Count before you call
Most SDKs expose a token counter. Run it on your prompt during development so you know your real per-call cost, not the "works on my laptop" cost.

Streaming: text as it's generated

Without streaming, you wait for the entire response, then get a JSON blob. For a 500-word answer that can be 10+ seconds of staring at a spinner. With streaming, the server sends tokens as they are generated, so your UI can render them one chunk at a time. This is what makes ChatGPT feel snappy.

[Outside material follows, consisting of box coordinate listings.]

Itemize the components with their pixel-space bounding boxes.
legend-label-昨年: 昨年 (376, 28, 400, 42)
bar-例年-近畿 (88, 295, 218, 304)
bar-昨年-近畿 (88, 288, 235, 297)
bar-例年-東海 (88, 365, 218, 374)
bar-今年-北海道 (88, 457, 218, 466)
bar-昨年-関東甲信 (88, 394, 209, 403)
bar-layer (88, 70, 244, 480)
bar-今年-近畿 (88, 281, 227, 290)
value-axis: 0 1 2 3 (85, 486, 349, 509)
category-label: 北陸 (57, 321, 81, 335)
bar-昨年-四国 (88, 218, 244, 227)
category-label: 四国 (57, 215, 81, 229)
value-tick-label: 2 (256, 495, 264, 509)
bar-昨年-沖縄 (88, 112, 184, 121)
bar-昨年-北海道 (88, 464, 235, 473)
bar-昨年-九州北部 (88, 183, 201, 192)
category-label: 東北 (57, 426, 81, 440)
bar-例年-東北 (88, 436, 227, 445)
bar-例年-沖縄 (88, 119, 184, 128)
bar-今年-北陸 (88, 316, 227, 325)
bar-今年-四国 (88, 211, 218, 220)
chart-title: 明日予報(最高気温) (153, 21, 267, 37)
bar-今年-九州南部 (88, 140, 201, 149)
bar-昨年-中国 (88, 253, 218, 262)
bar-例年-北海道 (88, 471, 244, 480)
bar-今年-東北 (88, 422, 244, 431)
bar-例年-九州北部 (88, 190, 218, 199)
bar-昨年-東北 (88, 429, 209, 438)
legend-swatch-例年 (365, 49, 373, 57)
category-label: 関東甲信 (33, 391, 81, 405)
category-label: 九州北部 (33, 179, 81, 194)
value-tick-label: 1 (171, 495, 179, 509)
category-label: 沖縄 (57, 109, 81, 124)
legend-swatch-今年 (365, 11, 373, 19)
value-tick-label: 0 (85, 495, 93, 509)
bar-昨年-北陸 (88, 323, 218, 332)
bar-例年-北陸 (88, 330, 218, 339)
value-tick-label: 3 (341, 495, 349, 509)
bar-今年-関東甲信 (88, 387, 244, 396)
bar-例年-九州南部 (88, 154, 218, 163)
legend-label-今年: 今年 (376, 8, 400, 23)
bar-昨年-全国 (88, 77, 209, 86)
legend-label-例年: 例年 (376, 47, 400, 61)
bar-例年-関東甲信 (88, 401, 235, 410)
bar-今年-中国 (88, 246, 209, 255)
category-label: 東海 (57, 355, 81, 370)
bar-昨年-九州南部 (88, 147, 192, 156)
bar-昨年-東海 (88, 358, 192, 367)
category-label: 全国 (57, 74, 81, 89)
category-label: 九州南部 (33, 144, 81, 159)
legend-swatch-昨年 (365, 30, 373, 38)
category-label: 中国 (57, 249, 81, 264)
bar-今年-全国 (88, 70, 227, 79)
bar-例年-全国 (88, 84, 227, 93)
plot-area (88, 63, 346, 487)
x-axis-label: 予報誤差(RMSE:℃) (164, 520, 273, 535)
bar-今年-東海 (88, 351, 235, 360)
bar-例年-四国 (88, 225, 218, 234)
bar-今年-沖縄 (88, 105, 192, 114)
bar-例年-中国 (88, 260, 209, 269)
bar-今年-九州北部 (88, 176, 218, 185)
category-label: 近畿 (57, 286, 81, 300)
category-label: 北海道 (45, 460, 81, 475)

Under the hood, providers use Server-Sent Events (SSE) or a similar long-lived HTTP response. Each chunk is a small JSON delta. You concatenate them on the client.

streaming.ts
import Anthropic from "@anthropic-ai/sdk";

const client = new Anthropic();

const stream = client.messages.stream({
  model: "claude-opus-4-5",
  max_tokens: 1024,
  messages: [
    { role: "user", content: "Write a haiku about TCP packets." },
  ],
});

for await (const event of stream) {
  if (
    event.type === "content_block_delta" &&
    event.delta.type === "text_delta"
  ) {
    process.stdout.write(event.delta.text);
  }
}

const final = await stream.finalMessage();
console.log("\nstop reason:", final.stop_reason);

Browsers can consume the same stream using the Fetch API and a ReadableStream. The official SDKs (@anthropic-ai/sdk, openai) hide the byte-level details and give you an async iterator like the one above.

Prompt caching: pay once for the boring parts

Real apps have huge system prompts. A coding assistant might prepend 20 pages of style guide, internal docs, and few-shot examples to every single turn. That gets very expensive very fast.

Prompt caching lets you mark a prefix as cacheable. The provider stores it server-side for a few minutes. Subsequent requests that reuse the same prefix pay roughly 10% of the input cost for that portion (Anthropic charges 1.25x to write and 0.1x to read). On a 50,000-token system prompt, the difference is dramatic.

caching.ts
const res = await client.messages.create({
  model: "claude-opus-4-5",
  max_tokens: 512,
  system: [
    {
      type: "text",
      text: longCompanyHandbook, // 50,000 tokens
      cache_control: { type: "ephemeral" },
    },
  ],
  messages: [{ role: "user", content: userQuestion }],
});
Cache hits are best effort
Cache entries expire after about 5 minutes of inactivity. If your app has bursty traffic, the first request after a quiet period still pays full price. Design for the cache, but do not bet your margins on a 100% hit rate.

Sampling knobs you'll touch

  • temperature (usually 0 to 1): higher means more random and creative output. Use 0 for code, fact extraction, or anything where determinism matters. Use 0.7+ for brainstorming and prose.
  • max_tokens: ceiling on the output. The model stops here even mid-sentence. Set it generously but not infinitely.
  • stop_sequences: strings that, when generated, cause the model to stop. Handy when you want output to end at a specific delimiter.

Quick quiz

Quiz1 / 3

Why do chat APIs require you to send the entire message history every time?

Recap

  • Chat APIs take a messages array of system / user / assistant turns. The model is stateless.
  • Tokens are the billing unit. Output costs more than input. Context windows are hard caps.
  • Streaming uses SSE-style chunks so the UI updates as text is generated.
  • Prompt caching cuts cost dramatically when a long prefix is reused across calls.
  • temperature controls randomness. Low for code, high for prose.